Ponti liminaii

Discorso sulla teoria e la pratica del viaggio tra il Mundus e l'Oblivion

 

di

Camilonwe di Alinor

 

 

Il passaggio transliminale di entità o oggetti accelerati senza la mediazione continua di supporti iperagonali non è possibile e, qualora lo fosse, risulterebbe nella estromissione dei referenti trasportati. Solo una circumpenetrazione transpontina del limen consentirà transiti di durata non infinitesimale.

 

Sebbene altri supporti iperagonali potrebbero esistere in teoria, l'unico manufatto transliminale conosciuto in grado di veicolare la circumpenetrazione transpontina è la pietra sigillo. Una pietra sigillo è un esemplare di morfolite pre-mitico quasi cristallino che è stato trasformato in un manufatto extra-dimensionale tramite l'arcana iscrizione di un sigillo daedrico. Sebbene alcuni comuni morfoliti come le gemme dell'anima si possano trovare in natura, i morfoliti esotici utilizzati per creare le pietre sigillo si trovano solo negli abissi dell'Oblivion e non possono essere cercati o raccolti senza assistenza dei daedra.

 

Quindi, poiché sia i morfoliti che i sigilli daedrici necessari per i supporti iperagonali non possono essere ottenuti senza commerciare con i lord daedra, è necessario che un meccanico transliminale abbia una conoscenza di base di Evocazione, sebbene incantesimi più specifici possano essere sostituiti se il meccanico ha sufficienti capacità evocative.
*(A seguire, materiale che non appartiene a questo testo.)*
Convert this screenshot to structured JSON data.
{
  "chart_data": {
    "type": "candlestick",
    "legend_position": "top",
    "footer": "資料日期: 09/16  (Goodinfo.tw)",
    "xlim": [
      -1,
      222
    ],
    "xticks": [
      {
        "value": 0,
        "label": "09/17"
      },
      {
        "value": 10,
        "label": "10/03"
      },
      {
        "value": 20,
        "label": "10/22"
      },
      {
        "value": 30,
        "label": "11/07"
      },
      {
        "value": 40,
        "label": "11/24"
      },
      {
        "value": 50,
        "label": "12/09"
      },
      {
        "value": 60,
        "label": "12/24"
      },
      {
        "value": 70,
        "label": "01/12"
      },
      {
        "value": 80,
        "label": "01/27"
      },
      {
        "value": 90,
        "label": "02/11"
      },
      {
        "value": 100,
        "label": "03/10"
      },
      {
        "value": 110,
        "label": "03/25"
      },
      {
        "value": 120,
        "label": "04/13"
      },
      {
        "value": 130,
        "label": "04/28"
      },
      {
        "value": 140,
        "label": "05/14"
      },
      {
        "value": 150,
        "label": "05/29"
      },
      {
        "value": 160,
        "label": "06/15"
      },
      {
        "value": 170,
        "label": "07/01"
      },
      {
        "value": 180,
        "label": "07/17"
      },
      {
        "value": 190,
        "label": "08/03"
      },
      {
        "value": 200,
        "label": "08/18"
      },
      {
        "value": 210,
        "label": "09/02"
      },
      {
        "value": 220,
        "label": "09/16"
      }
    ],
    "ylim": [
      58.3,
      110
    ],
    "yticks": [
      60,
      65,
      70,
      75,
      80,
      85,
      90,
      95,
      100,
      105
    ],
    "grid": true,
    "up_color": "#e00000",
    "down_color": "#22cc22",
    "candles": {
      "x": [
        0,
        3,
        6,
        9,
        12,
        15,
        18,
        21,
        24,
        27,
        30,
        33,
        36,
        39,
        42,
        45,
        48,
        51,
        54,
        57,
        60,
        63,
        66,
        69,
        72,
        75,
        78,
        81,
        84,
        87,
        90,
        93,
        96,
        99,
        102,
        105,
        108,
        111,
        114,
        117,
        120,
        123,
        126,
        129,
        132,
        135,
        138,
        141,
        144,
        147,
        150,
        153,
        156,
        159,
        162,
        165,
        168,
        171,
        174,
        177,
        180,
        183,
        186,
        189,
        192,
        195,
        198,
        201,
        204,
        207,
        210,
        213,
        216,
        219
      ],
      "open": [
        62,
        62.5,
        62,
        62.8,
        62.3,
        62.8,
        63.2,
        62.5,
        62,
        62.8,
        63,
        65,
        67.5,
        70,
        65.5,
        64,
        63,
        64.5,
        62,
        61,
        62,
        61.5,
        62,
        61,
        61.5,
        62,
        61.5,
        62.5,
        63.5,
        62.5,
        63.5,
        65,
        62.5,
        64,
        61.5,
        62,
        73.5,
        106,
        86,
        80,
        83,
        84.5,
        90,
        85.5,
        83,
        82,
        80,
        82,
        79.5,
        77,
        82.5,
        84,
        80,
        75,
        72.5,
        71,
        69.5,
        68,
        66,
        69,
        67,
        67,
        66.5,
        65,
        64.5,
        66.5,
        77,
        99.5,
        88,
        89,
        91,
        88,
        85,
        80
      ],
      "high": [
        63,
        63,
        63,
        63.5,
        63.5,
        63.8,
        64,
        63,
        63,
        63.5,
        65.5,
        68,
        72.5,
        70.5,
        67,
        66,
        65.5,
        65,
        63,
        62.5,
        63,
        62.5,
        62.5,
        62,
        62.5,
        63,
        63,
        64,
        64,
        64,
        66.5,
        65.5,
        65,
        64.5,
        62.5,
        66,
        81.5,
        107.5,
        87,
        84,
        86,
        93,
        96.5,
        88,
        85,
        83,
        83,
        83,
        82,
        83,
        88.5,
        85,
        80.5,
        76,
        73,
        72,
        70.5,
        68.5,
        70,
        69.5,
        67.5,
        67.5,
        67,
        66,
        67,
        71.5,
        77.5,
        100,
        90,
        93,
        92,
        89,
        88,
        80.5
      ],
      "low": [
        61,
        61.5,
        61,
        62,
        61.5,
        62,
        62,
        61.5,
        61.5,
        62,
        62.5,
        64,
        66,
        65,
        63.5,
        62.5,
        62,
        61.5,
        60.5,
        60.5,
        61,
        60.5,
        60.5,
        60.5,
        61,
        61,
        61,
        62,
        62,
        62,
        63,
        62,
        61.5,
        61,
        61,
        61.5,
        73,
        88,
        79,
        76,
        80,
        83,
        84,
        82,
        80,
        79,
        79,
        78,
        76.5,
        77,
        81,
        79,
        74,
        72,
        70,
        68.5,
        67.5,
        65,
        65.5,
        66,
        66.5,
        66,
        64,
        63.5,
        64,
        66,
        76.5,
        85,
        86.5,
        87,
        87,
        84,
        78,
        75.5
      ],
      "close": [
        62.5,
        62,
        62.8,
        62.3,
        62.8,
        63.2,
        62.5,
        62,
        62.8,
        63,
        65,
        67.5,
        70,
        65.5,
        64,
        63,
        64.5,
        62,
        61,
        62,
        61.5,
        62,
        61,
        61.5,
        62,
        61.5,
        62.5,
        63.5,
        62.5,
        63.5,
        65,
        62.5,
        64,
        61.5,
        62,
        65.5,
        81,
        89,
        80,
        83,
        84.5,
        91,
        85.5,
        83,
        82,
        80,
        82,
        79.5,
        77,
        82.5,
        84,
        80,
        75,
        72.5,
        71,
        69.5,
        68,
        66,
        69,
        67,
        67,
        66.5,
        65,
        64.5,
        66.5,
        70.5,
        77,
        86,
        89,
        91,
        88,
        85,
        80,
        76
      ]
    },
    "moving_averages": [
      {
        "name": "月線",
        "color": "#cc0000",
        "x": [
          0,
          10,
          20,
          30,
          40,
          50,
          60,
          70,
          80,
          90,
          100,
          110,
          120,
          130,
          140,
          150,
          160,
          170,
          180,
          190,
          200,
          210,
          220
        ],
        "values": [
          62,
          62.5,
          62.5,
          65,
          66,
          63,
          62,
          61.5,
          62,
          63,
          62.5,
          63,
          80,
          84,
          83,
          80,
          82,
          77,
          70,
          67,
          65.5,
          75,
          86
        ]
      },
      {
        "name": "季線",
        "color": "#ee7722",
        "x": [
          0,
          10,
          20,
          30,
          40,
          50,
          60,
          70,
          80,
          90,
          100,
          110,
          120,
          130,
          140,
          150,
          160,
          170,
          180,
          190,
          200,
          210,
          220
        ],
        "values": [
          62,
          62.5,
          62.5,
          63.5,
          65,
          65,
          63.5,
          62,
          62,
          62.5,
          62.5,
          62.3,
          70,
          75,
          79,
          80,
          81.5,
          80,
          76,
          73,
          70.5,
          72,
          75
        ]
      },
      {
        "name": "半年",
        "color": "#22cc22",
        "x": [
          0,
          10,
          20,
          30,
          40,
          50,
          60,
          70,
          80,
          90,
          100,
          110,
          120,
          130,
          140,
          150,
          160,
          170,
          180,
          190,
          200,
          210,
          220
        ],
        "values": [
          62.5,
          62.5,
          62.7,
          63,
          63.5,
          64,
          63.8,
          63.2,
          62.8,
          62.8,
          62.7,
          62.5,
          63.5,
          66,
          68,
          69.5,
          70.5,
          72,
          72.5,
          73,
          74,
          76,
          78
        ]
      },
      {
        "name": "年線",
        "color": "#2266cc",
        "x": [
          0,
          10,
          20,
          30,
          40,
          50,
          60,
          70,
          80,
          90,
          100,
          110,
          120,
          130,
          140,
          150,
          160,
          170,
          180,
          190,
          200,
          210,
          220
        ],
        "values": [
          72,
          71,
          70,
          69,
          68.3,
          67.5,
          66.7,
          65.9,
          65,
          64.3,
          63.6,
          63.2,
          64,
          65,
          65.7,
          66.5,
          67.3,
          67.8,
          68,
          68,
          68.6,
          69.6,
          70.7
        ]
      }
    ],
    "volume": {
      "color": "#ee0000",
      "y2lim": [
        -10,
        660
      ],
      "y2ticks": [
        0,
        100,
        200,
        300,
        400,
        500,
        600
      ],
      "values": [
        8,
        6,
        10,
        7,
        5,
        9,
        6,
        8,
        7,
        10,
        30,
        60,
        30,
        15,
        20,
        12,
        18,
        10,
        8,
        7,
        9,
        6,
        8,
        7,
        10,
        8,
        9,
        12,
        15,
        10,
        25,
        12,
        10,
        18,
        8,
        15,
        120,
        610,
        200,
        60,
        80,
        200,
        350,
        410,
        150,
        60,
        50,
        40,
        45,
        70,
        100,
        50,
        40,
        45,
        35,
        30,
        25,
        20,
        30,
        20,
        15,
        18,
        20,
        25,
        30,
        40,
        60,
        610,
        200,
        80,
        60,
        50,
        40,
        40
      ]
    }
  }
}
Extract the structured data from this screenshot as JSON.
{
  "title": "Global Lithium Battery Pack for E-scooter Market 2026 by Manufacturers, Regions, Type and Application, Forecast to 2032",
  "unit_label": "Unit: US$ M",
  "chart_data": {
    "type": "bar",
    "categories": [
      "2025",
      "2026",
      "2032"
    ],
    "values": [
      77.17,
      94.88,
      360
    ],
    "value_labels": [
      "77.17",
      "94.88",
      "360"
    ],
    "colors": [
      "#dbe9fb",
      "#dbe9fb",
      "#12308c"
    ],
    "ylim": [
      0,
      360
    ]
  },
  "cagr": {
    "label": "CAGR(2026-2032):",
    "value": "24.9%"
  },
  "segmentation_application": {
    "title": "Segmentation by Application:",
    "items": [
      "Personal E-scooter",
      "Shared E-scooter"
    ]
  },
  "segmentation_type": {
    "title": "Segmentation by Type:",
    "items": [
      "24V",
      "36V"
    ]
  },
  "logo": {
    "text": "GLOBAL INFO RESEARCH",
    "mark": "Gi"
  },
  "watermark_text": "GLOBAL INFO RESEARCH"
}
Gli scambi e il commercio con i lord daedra sono una pratica esoterica radicata e non verranno discussi nel presente trattato. [1]

 

Supponendo che una pietra sigillo sia stata acquisita, il meccanico transliminale deve per prima cosa preparare il morfolite per ricevere il sigillo daedrico.

 

Il meccanico deve preparare una camera sigillata in modo che sia isolata dalla luce del sole e da altre interferenze esterne. Le pareti e il tetto di tale camera devono essere rivestiti di pietra bianca, mentre il pavimento da piastrelle nere. Tutte le superfici di questa camera devono essere purificate ritualmente con una soluzione di sali del vuoto ed etere solvente.

 

Un tavolo quadrato deve essere posizionato al centro della stanza, con un piatto per ricevere il morfolite. Quattro incensieri devono essere preparati con incenso composto da gorvix e harrada. Durante l'equinozio, il meccanico deve posizionare il morfolite nel piatto e intonare i riti del Libro della Legge, iniziando all'alba e continuando fino al tramonto dello stesso giorno.

 

Il meccanico può quindi presentare il morfolite purificato al lord daedra per l'iscrizione. Dopo che il sigillo del lord daedra è stato inciso, il morfolite diventa una vera pietra sigillo, un potente manufatto che raccoglie e protegge forze arcane, molto simile a una gemma dell'anima carica, ma di magnitudo molto superiore. Ed è questa pietra sigillo a essere necessaria per fornire l'incredibile forza arcana essenziale per l'incantesimo che supporta la circumpenetrazione transpontina del limen.

 

Per aprire una porta dell'Oblivion, il meccanico deve comunicare direttamente, tramite parole magiche o incantesimo, con il lord daedra che ha iscritto la pietra sigillo in questione. Il lord daedra e il meccanico invocano insieme l'atto magico [2] e il meccanico attiva la pietra sigillo carica che viene immediatamente trasportata attraverso la barriera liminale nel punto in cui il suo sigillo fu iscritto, aprendo in questo modo un portale temporaneo tra Mundus e l'Oblivion. Questo portale potrebbe rimanere aperto solo per un breve periodo, a seconda della forza della barriera liminale nei punti prescelti. Il tempo massimo di apertura riportato è di qualche minuto, perciò l'utilità di queste porte è alquanto limitata.

 

[1] Gli studenti interessati sono invitati a consultare le opere di Albrecht Theophannes Bombidius e Galerion il Mistico per le nozioni essenziali di questa disciplina.

[2] Esempi raccomandati dell'atto magico si possono consultare nel Libro dei patti più arcani di Therion o in Forme riguali elfiche di Ralliballah.